Reputation: 3872
I am trying to use beautiful soup to parse html and find all href with a specific anchor tag
<a href="http://example.com">TEXT</a>
<a href="http://example.com/link">TEXT</a>
<a href="http://example.com/page">TEXT</a>
all the links I am looking for have the exact same anchor text, in this case TEXT. I am NOT looking for the word TEXT, I want to use the word TEXT to find all the different HREF.
For clarification looking for something similar to using the class to parse for the links
<a href="http://example.com" class="visible">TEXT</a>
<a href="http://example.com/link" class="visible">TEXT</a>
<a href="http://example.com/page" class="visible">TEXT</a>
and then using
findAll('a', 'visible')
except the HTML I am parsing doesn't have a class but always the same anchor text.
Upvotes: 24
Views: 58613
Reputation: 23011
Since BeautifulSoup 4.4.0, text=
parameter has been deprecated in favor of string=
. So to find all anchor tags with a specific text, you can use the following:
[elm['href'] for elm in soup.find_all("a", string='TEXT')]

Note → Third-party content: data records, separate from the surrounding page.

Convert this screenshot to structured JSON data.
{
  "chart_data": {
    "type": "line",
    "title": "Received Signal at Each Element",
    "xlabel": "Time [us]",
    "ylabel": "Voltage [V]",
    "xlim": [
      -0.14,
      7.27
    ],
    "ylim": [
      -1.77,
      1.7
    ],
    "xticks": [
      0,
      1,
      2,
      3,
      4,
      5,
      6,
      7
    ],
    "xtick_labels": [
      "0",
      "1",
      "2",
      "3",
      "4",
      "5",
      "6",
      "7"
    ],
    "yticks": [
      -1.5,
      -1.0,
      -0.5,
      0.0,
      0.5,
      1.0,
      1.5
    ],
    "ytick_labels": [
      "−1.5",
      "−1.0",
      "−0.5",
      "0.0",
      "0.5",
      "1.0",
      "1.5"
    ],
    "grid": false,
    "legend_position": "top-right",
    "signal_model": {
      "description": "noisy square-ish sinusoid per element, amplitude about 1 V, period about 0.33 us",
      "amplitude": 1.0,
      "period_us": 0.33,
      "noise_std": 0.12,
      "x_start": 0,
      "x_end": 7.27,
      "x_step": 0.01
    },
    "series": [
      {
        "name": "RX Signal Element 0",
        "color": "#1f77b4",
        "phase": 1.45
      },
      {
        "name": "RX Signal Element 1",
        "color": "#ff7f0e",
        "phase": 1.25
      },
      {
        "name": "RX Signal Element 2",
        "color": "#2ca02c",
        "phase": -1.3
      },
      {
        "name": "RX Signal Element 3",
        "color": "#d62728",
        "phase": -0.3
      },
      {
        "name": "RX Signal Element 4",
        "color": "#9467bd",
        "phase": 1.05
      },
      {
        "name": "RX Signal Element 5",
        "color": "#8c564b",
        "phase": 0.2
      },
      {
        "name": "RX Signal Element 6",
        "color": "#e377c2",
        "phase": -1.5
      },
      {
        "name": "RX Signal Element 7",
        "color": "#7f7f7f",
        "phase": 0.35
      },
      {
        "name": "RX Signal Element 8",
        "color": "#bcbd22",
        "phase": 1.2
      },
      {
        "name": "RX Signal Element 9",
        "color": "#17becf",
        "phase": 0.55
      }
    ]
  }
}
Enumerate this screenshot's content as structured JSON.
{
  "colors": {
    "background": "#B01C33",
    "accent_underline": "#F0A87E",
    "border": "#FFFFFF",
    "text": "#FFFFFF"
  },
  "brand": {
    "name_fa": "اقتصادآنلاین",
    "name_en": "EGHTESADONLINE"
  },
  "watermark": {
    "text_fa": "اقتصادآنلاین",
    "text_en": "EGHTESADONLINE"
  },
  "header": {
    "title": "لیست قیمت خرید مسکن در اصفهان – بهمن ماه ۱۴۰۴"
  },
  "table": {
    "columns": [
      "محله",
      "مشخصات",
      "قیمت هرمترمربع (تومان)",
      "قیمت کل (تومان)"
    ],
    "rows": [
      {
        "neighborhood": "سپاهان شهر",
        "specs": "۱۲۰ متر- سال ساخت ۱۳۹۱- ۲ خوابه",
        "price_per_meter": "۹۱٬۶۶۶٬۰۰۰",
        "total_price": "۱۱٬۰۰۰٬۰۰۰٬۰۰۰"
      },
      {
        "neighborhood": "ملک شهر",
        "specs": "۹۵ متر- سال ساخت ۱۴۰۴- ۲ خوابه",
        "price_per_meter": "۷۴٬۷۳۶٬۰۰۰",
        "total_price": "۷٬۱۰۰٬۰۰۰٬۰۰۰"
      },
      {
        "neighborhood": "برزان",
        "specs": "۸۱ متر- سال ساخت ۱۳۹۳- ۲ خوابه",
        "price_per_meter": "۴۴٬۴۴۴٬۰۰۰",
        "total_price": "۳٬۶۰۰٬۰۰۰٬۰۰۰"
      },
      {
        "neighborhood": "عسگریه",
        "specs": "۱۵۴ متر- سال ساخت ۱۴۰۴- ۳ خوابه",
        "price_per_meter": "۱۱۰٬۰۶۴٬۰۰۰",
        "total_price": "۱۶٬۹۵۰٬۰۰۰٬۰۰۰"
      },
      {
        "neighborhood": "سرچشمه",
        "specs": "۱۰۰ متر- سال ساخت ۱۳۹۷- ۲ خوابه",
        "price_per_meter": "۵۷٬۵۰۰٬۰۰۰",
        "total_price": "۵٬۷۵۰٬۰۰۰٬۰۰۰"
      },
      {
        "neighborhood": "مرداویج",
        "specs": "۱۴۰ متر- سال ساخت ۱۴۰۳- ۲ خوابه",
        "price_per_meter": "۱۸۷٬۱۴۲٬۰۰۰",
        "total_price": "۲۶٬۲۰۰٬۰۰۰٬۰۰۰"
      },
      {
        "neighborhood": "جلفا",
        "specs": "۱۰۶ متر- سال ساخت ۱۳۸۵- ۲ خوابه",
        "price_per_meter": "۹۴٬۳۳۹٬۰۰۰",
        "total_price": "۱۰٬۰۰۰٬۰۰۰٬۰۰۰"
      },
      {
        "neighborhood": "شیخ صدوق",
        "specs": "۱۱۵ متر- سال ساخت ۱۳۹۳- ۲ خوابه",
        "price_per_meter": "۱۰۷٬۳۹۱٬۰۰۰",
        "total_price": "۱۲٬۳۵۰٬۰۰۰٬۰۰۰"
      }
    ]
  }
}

The above check filters tags where the string matches exactly. If you have other conditions such as the anchor text has to start with a specific string, you can also pass regex or a function that filters for that:
# filter anchor tags whose text starts with `TEXT`
import re
[elm['href'] for elm in soup.find_all("a", string=re.compile("^TEXT"))]
# or a plain string check
[elm['href'] for elm in soup.find_all("a", string=lambda x: x.startswith('TEXT'))]
Finally, since .find_all
or .select
return a ResultSet object which is essentially a Python list, you can just filter its result using an if statement:
[elm['href'] for elm in soup.find_all("a") if elm.string == 'TEXT']
Upvotes: 1
Reputation: 37249
Would something like this work?
In [39]: from bs4 import BeautifulSoup
In [40]: s = """\
....: <a href="http://example.com">TEXT</a>
....: <a href="http://example.com/link">TEXT</a>
....: <a href="http://example.com/page">TEXT</a>
....: <a href="http://dontmatchme.com/page">WRONGTEXT</a>"""
In [41]: soup = BeautifulSoup(s)
In [42]: for link in soup.findAll('a', href=True, text='TEXT'):
....: print link['href']
....:
....:
http://example.com
http://example.com/link
http://example.com/page
Upvotes: 47